As a follow-up to this earlier post I think its important to note that I have discovered how to search the entire NIST library from AMDIS! It is odd but this doesn’t seem to be well described in the manual so maybe I can help other GC-MS ninjas to get the most out of their data by describing it here.

The first thing you have to do after loading a results file, is to analyse it. You don’t need to use any particular library to do this, you just need AMDIS to identify all the component scans in the sample. Any identities assigned to targets in this step will be overwritten in the following one.

Next you have to select the “Search NIST Library…” option from the “Analyze” [sic] menu.

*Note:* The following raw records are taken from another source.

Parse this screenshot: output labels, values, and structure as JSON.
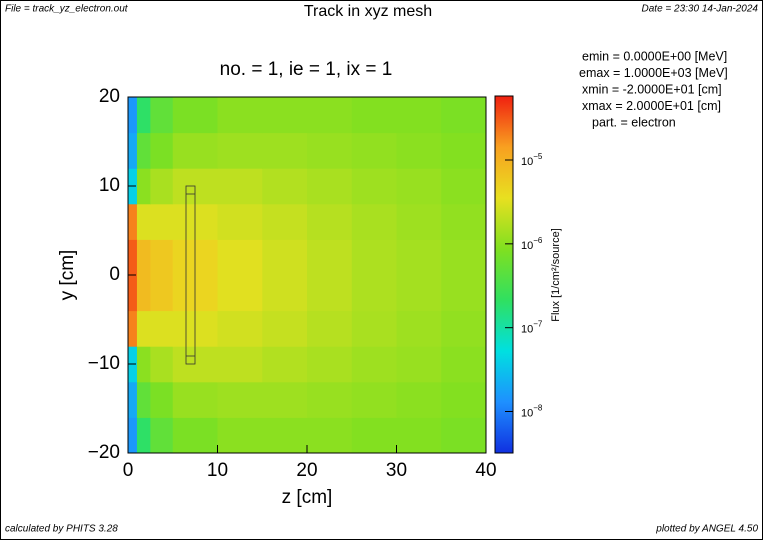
{
  "chart_data": {
    "type": "heatmap",
    "file_label": "File = track_yz_electron.out",
    "title": "Track in xyz mesh",
    "date_label": "Date = 23:30 14-Jan-2024",
    "subtitle": "no. =  1,  ie =  1,  ix =  1",
    "info": [
      "emin  =   0.0000E+00 [MeV]",
      "emax  =   1.0000E+03 [MeV]",
      "xmin  =  -2.0000E+01 [cm]",
      "xmax  =   2.0000E+01 [cm]",
      "part. = electron"
    ],
    "footer_left": "calculated by PHITS 3.28",
    "footer_right": "plotted by ANGEL 4.50",
    "xlabel": "z [cm]",
    "ylabel": "y [cm]",
    "xlim": [
      0,
      40
    ],
    "xticks": [
      0,
      10,
      20,
      30,
      40
    ],
    "ylim": [
      -20,
      20
    ],
    "yticks": [
      {
        "value": -20,
        "label": "−20"
      },
      {
        "value": -10,
        "label": "−10"
      },
      0,
      10,
      20
    ],
    "xbins": [
      0,
      1,
      2.5,
      5,
      10,
      15,
      20,
      25,
      30,
      35,
      40
    ],
    "ybins": [
      -20,
      -16,
      -12,
      -8,
      -4,
      0,
      4,
      8,
      12,
      16,
      20
    ],
    "values": [
      [
        1.5e-08,
        2e-07,
        5e-07,
        8e-07,
        1e-06,
        1e-06,
        1e-06,
        9e-07,
        9e-07,
        8e-07
      ],
      [
        2e-08,
        5e-07,
        8e-07,
        1.2e-06,
        1.3e-06,
        1.3e-06,
        1.2e-06,
        1.1e-06,
        1e-06,
        9e-07
      ],
      [
        4e-08,
        1e-06,
        1.5e-06,
        2e-06,
        2e-06,
        1.7e-06,
        1.5e-06,
        1.3e-06,
        1.2e-06,
        1e-06
      ],
      [
        2e-05,
        3e-06,
        3e-06,
        3e-06,
        2.6e-06,
        2.2e-06,
        1.8e-06,
        1.5e-06,
        1.3e-06,
        1.1e-06
      ],
      [
        3e-05,
        8e-06,
        6e-06,
        4.5e-06,
        3.2e-06,
        2.5e-06,
        2e-06,
        1.6e-06,
        1.4e-06,
        1.2e-06
      ],
      [
        3e-05,
        8e-06,
        6e-06,
        4.5e-06,
        3.2e-06,
        2.5e-06,
        2e-06,
        1.6e-06,
        1.4e-06,
        1.2e-06
      ],
      [
        2e-05,
        3e-06,
        3e-06,
        3e-06,
        2.6e-06,
        2.2e-06,
        1.8e-06,
        1.5e-06,
        1.3e-06,
        1.1e-06
      ],
      [
        4e-08,
        1e-06,
        1.5e-06,
        2e-06,
        2e-06,
        1.7e-06,
        1.5e-06,
        1.3e-06,
        1.2e-06,
        1e-06
      ],
      [
        2e-08,
        5e-07,
        8e-07,
        1.2e-06,
        1.3e-06,
        1.3e-06,
        1.2e-06,
        1.1e-06,
        1e-06,
        9e-07
      ],
      [
        1.5e-08,
        2e-07,
        5e-07,
        8e-07,
        1e-06,
        1e-06,
        1e-06,
        9e-07,
        9e-07,
        8e-07
      ]
    ],
    "colorbar": {
      "scale": "log",
      "clim": [
        3.2e-09,
        5.8e-05
      ],
      "label": "Flux [1/cm²/source]",
      "ticks": [
        {
          "value": 1e-08,
          "label": "10",
          "exponent": "−8"
        },
        {
          "value": 1e-07,
          "label": "10",
          "exponent": "−7"
        },
        {
          "value": 1e-06,
          "label": "10",
          "exponent": "−6"
        },
        {
          "value": 1e-05,
          "label": "10",
          "exponent": "−5"
        }
      ],
      "colors": [
        "#1030e0",
        "#1e90ff",
        "#00e0e0",
        "#30e060",
        "#80e020",
        "#e8e020",
        "#f8a020",
        "#f02010"
      ]
    }
  }
}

This will give you a bunch of familiar options. If you haven’t set any reasonably stringent conditions in your earlier analysis step then you might want to specify a threshold to the intensity of the spectra it searches in the highlighted box in the image below. This will save you quite a lot of time. Just make sure you’ve got the mainlib selected in the drop-down box at the bottom left.


I’ve tried this before and it just gave me an error message so I assumed it was a bug. Analytical software tends to be ridden with bugs and bits of it often just don’t work. As long as you try it on a file that’s already been analysed it will work though.

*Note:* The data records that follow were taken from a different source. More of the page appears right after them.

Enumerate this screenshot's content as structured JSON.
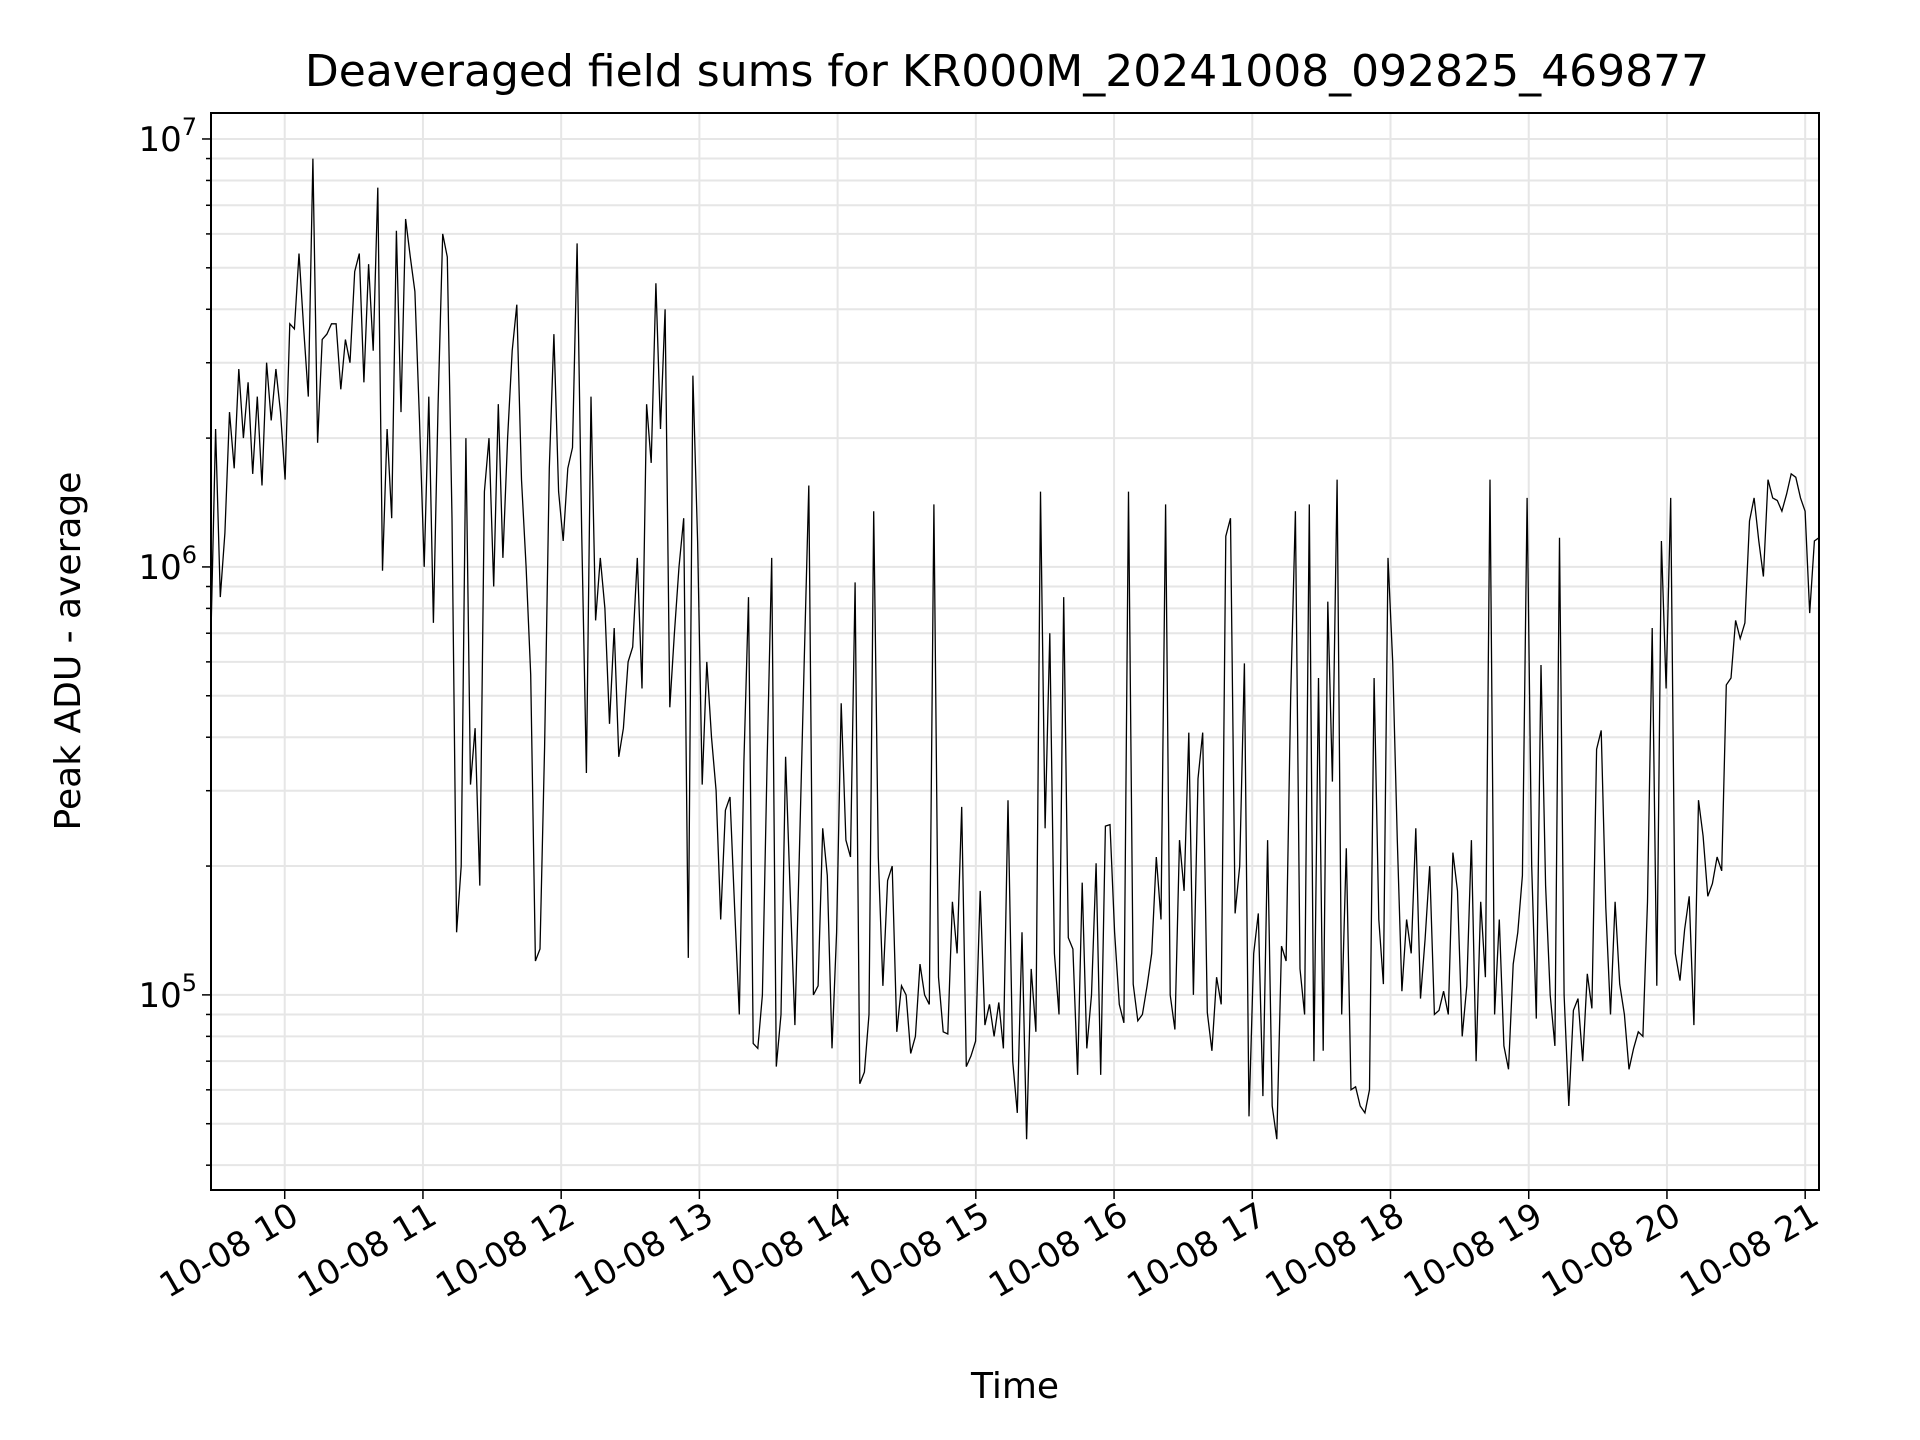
{
  "chart_data": {
    "type": "line",
    "title": "Deaveraged field sums for KR000M_20241008_092825_469877",
    "xlabel": "Time",
    "ylabel": "Peak ADU - average",
    "yscale": "log",
    "xlim": [
      "2024-10-08 09:28",
      "2024-10-08 21:06"
    ],
    "ylim": [
      35000,
      11500000
    ],
    "x_ticks": [
      "10-08 10",
      "10-08 11",
      "10-08 12",
      "10-08 13",
      "10-08 14",
      "10-08 15",
      "10-08 16",
      "10-08 17",
      "10-08 18",
      "10-08 19",
      "10-08 20",
      "10-08 21"
    ],
    "y_ticks": [
      {
        "base": "10",
        "exp": "5",
        "value": 100000
      },
      {
        "base": "10",
        "exp": "6",
        "value": 1000000
      },
      {
        "base": "10",
        "exp": "7",
        "value": 10000000
      }
    ],
    "grid": true,
    "line_color": "#000000",
    "grid_color": "#e6e6e6",
    "series": [
      {
        "x_start": "2024-10-08 09:28",
        "x_end": "2024-10-08 21:06",
        "values": [
          700000,
          2100000,
          850000,
          1200000,
          2300000,
          1700000,
          2900000,
          2000000,
          2700000,
          1650000,
          2500000,
          1550000,
          3000000,
          2200000,
          2900000,
          2300000,
          1600000,
          3700000,
          3600000,
          5400000,
          3600000,
          2500000,
          9000000,
          1950000,
          3400000,
          3500000,
          3700000,
          3700000,
          2600000,
          3400000,
          3000000,
          4900000,
          5400000,
          2700000,
          5100000,
          3200000,
          7700000,
          980000,
          2100000,
          1300000,
          6100000,
          2300000,
          6500000,
          5300000,
          4400000,
          2200000,
          1000000,
          2500000,
          740000,
          2400000,
          6000000,
          5300000,
          1300000,
          140000,
          200000,
          2000000,
          310000,
          420000,
          180000,
          1500000,
          2000000,
          900000,
          2400000,
          1050000,
          2000000,
          3200000,
          4100000,
          1600000,
          1000000,
          560000,
          120000,
          128000,
          380000,
          1700000,
          3500000,
          1500000,
          1150000,
          1700000,
          1900000,
          5700000,
          1200000,
          330000,
          2500000,
          750000,
          1050000,
          800000,
          430000,
          720000,
          360000,
          420000,
          600000,
          650000,
          1050000,
          520000,
          2400000,
          1750000,
          4600000,
          2100000,
          4000000,
          470000,
          700000,
          1000000,
          1300000,
          122000,
          2800000,
          1150000,
          310000,
          600000,
          400000,
          300000,
          150000,
          270000,
          290000,
          160000,
          90000,
          350000,
          850000,
          77000,
          75000,
          100000,
          350000,
          1050000,
          68000,
          90000,
          360000,
          170000,
          85000,
          220000,
          600000,
          1550000,
          100000,
          105000,
          245000,
          190000,
          75000,
          140000,
          480000,
          230000,
          210000,
          920000,
          62000,
          66000,
          90000,
          1350000,
          210000,
          105000,
          185000,
          200000,
          82000,
          105000,
          100000,
          73000,
          80000,
          118000,
          100000,
          95000,
          1400000,
          110000,
          82000,
          81000,
          165000,
          125000,
          275000,
          68000,
          72000,
          78000,
          175000,
          85000,
          95000,
          80000,
          96000,
          75000,
          285000,
          70000,
          53000,
          140000,
          46000,
          115000,
          82000,
          1500000,
          245000,
          700000,
          125000,
          90000,
          850000,
          136000,
          128000,
          65000,
          183000,
          75000,
          100000,
          203000,
          65000,
          248000,
          250000,
          140000,
          95000,
          86000,
          1500000,
          106000,
          87000,
          90000,
          105000,
          125000,
          210000,
          150000,
          1400000,
          100000,
          83000,
          230000,
          175000,
          410000,
          100000,
          320000,
          410000,
          91000,
          74000,
          110000,
          95000,
          1180000,
          1300000,
          155000,
          200000,
          595000,
          52000,
          125000,
          155000,
          58000,
          230000,
          55000,
          46000,
          130000,
          120000,
          500000,
          1350000,
          115000,
          90000,
          1400000,
          70000,
          550000,
          74000,
          830000,
          315000,
          1600000,
          90000,
          220000,
          60000,
          61000,
          55000,
          53000,
          60000,
          550000,
          150000,
          106000,
          1050000,
          600000,
          230000,
          102000,
          150000,
          125000,
          245000,
          98000,
          135000,
          200000,
          90000,
          92000,
          102000,
          90000,
          215000,
          175000,
          80000,
          105000,
          230000,
          70000,
          165000,
          110000,
          1600000,
          90000,
          150000,
          76000,
          67000,
          118000,
          140000,
          190000,
          1450000,
          200000,
          88000,
          590000,
          180000,
          100000,
          76000,
          1170000,
          100000,
          55000,
          92000,
          98000,
          70000,
          112000,
          93000,
          375000,
          415000,
          160000,
          90000,
          165000,
          106000,
          90000,
          67000,
          75000,
          82000,
          80000,
          165000,
          720000,
          105000,
          1150000,
          520000,
          1450000,
          125000,
          108000,
          142000,
          170000,
          85000,
          285000,
          235000,
          170000,
          182000,
          210000,
          195000,
          530000,
          550000,
          750000,
          680000,
          740000,
          1280000,
          1450000,
          1150000,
          950000,
          1600000,
          1450000,
          1430000,
          1350000,
          1480000,
          1650000,
          1620000,
          1450000,
          1350000,
          780000,
          1150000,
          1170000
        ]
      }
    ]
  }
}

The output is exactly the same as that from any other AMDIS analysis. The only difference that I can see is that there is no way to automate this process,for batches of results files, unlike when using a custom library. At this stage I am prepared to accept this trade off for the extra hits you get from being able to exploit the ENTIRE NIST LIBRARY.

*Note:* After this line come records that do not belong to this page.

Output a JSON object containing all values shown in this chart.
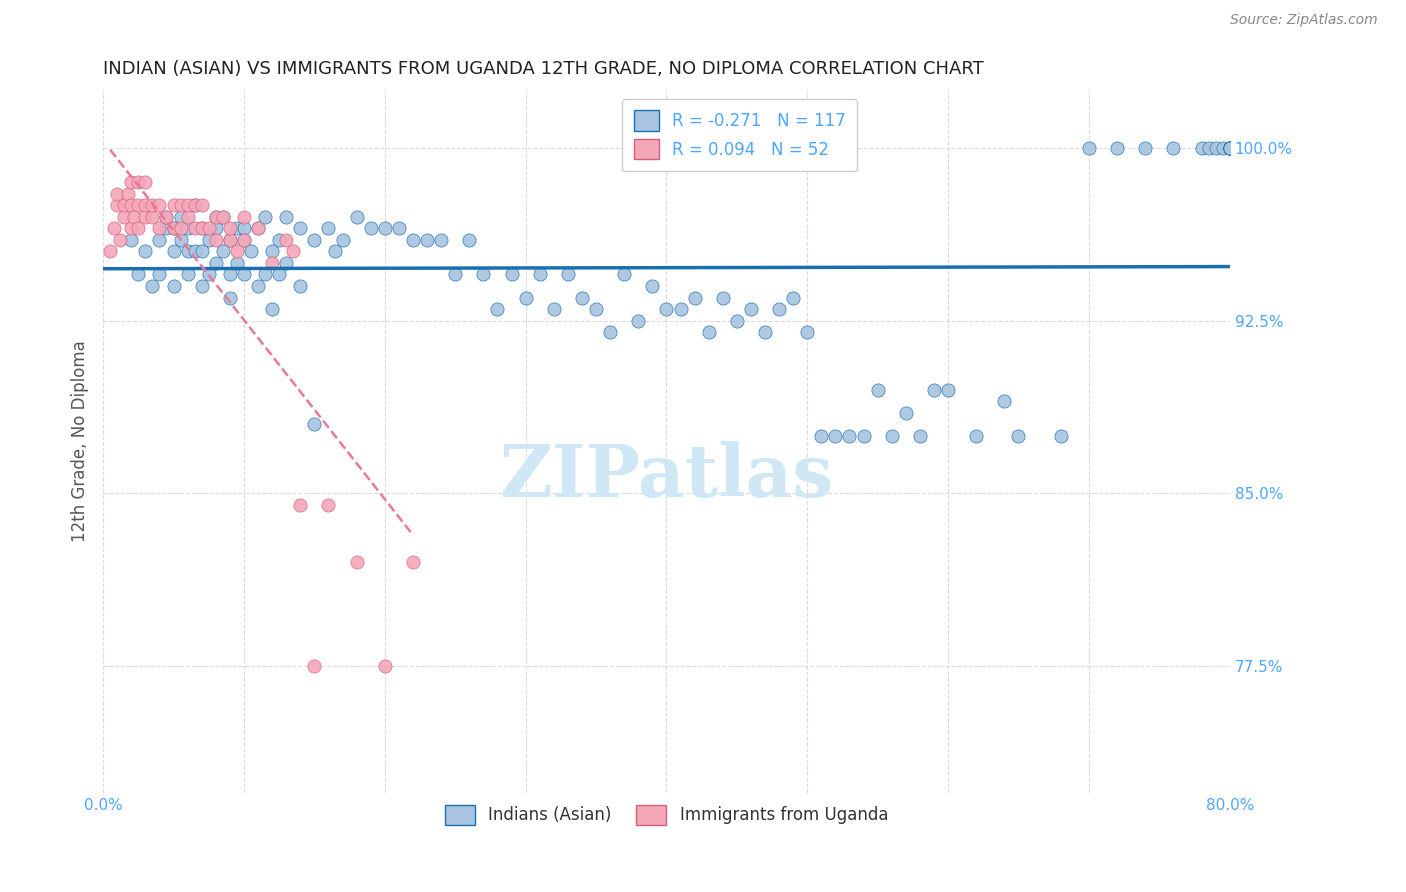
{
  "title": "INDIAN (ASIAN) VS IMMIGRANTS FROM UGANDA 12TH GRADE, NO DIPLOMA CORRELATION CHART",
  "source": "Source: ZipAtlas.com",
  "ylabel": "12th Grade, No Diploma",
  "xmin": 0.0,
  "xmax": 0.8,
  "ymin": 0.72,
  "ymax": 1.025,
  "yticks": [
    0.775,
    0.85,
    0.925,
    1.0
  ],
  "ytick_labels": [
    "77.5%",
    "85.0%",
    "92.5%",
    "100.0%"
  ],
  "blue_R": -0.271,
  "blue_N": 117,
  "pink_R": 0.094,
  "pink_N": 52,
  "blue_color": "#a8c4e0",
  "pink_color": "#f4a7b9",
  "blue_line_color": "#1a6faf",
  "pink_line_color": "#e8799a",
  "axis_label_color": "#4da6ff",
  "title_color": "#222222",
  "watermark_color": "#d0e8f5",
  "background_color": "#ffffff",
  "blue_scatter_x": [
    0.02,
    0.025,
    0.03,
    0.035,
    0.04,
    0.04,
    0.045,
    0.045,
    0.05,
    0.05,
    0.05,
    0.055,
    0.055,
    0.06,
    0.06,
    0.06,
    0.065,
    0.065,
    0.07,
    0.07,
    0.07,
    0.075,
    0.075,
    0.08,
    0.08,
    0.08,
    0.085,
    0.085,
    0.09,
    0.09,
    0.09,
    0.095,
    0.095,
    0.1,
    0.1,
    0.1,
    0.105,
    0.11,
    0.11,
    0.115,
    0.115,
    0.12,
    0.12,
    0.125,
    0.125,
    0.13,
    0.13,
    0.14,
    0.14,
    0.15,
    0.15,
    0.16,
    0.165,
    0.17,
    0.18,
    0.19,
    0.2,
    0.21,
    0.22,
    0.23,
    0.24,
    0.25,
    0.26,
    0.27,
    0.28,
    0.29,
    0.3,
    0.31,
    0.32,
    0.33,
    0.34,
    0.35,
    0.36,
    0.37,
    0.38,
    0.39,
    0.4,
    0.41,
    0.42,
    0.43,
    0.44,
    0.45,
    0.46,
    0.47,
    0.48,
    0.49,
    0.5,
    0.51,
    0.52,
    0.53,
    0.54,
    0.55,
    0.56,
    0.57,
    0.58,
    0.59,
    0.6,
    0.62,
    0.64,
    0.65,
    0.68,
    0.7,
    0.72,
    0.74,
    0.76,
    0.78,
    0.785,
    0.79,
    0.795,
    0.8,
    0.8,
    0.8,
    0.8,
    0.8,
    0.8,
    0.8,
    0.8
  ],
  "blue_scatter_y": [
    0.96,
    0.945,
    0.955,
    0.94,
    0.96,
    0.945,
    0.965,
    0.97,
    0.965,
    0.955,
    0.94,
    0.97,
    0.96,
    0.965,
    0.955,
    0.945,
    0.975,
    0.955,
    0.965,
    0.955,
    0.94,
    0.96,
    0.945,
    0.97,
    0.965,
    0.95,
    0.97,
    0.955,
    0.96,
    0.945,
    0.935,
    0.965,
    0.95,
    0.965,
    0.96,
    0.945,
    0.955,
    0.965,
    0.94,
    0.97,
    0.945,
    0.955,
    0.93,
    0.96,
    0.945,
    0.97,
    0.95,
    0.965,
    0.94,
    0.96,
    0.88,
    0.965,
    0.955,
    0.96,
    0.97,
    0.965,
    0.965,
    0.965,
    0.96,
    0.96,
    0.96,
    0.945,
    0.96,
    0.945,
    0.93,
    0.945,
    0.935,
    0.945,
    0.93,
    0.945,
    0.935,
    0.93,
    0.92,
    0.945,
    0.925,
    0.94,
    0.93,
    0.93,
    0.935,
    0.92,
    0.935,
    0.925,
    0.93,
    0.92,
    0.93,
    0.935,
    0.92,
    0.875,
    0.875,
    0.875,
    0.875,
    0.895,
    0.875,
    0.885,
    0.875,
    0.895,
    0.895,
    0.875,
    0.89,
    0.875,
    0.875,
    1.0,
    1.0,
    1.0,
    1.0,
    1.0,
    1.0,
    1.0,
    1.0,
    1.0,
    1.0,
    1.0,
    1.0,
    1.0,
    1.0,
    1.0,
    1.0
  ],
  "pink_scatter_x": [
    0.005,
    0.008,
    0.01,
    0.01,
    0.012,
    0.015,
    0.015,
    0.018,
    0.02,
    0.02,
    0.02,
    0.022,
    0.025,
    0.025,
    0.025,
    0.03,
    0.03,
    0.03,
    0.035,
    0.035,
    0.04,
    0.04,
    0.045,
    0.05,
    0.05,
    0.055,
    0.055,
    0.06,
    0.06,
    0.065,
    0.065,
    0.07,
    0.07,
    0.075,
    0.08,
    0.08,
    0.085,
    0.09,
    0.09,
    0.095,
    0.1,
    0.1,
    0.11,
    0.12,
    0.13,
    0.135,
    0.14,
    0.15,
    0.16,
    0.18,
    0.2,
    0.22
  ],
  "pink_scatter_y": [
    0.955,
    0.965,
    0.975,
    0.98,
    0.96,
    0.97,
    0.975,
    0.98,
    0.965,
    0.975,
    0.985,
    0.97,
    0.965,
    0.975,
    0.985,
    0.97,
    0.975,
    0.985,
    0.97,
    0.975,
    0.965,
    0.975,
    0.97,
    0.975,
    0.965,
    0.975,
    0.965,
    0.97,
    0.975,
    0.965,
    0.975,
    0.965,
    0.975,
    0.965,
    0.97,
    0.96,
    0.97,
    0.96,
    0.965,
    0.955,
    0.97,
    0.96,
    0.965,
    0.95,
    0.96,
    0.955,
    0.845,
    0.775,
    0.845,
    0.82,
    0.775,
    0.82
  ]
}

You can see here that I’ve had identities returned for 57 targets, using the filters mentioned above. This particular sample is giant squid ink that has been derivatised with MCF*. When I analyse it using the custom library for MCF derivatives I get 114 targets identified. This is pretty good for MCF derv, but when I use the full NIST library to search for matches for all 2592 components I get 192 target matches!

I haven’t done any robust investigations of the accuracy of the full NIST results but they seem superficially relevant. I’m confident the results will at least compliment the MCF-specific results. Watch this space for more detail.

*How awesome is that?

Antarctic cyanobacterial mat

Cyanobacteria are crazily robust organisms. They can thrive pretty much anywhere damp: The surface of desert rocks, oceans, in soil, lakes, the trunks of trees and even your house. Seriously, there’ll be a few squillion of them living in the biofilm that flourishes in the damp corners of the external surfaces of your house. 

I’ve been lucky enough to get to work with some of the samples of cyanobacterial mat from Antarctica that were brought back from a recent research expedition there that AUT School of Applied Sciences were involved in.


The idea is to establish what photosynthetic pigments they contain as a way of identifying them and of ground-truthing the hyperspectral data collected by the UAV Len was flying down there. So I’ve spent much of today grinding, weighing and pouring alternately liquid nitrogen and acetone. Scientific fun!


The extracts are in the fridge, in the dark, awaiting spectrophotometric, fluorometric and LC-DAD-FLD-MS analyses tomorrow.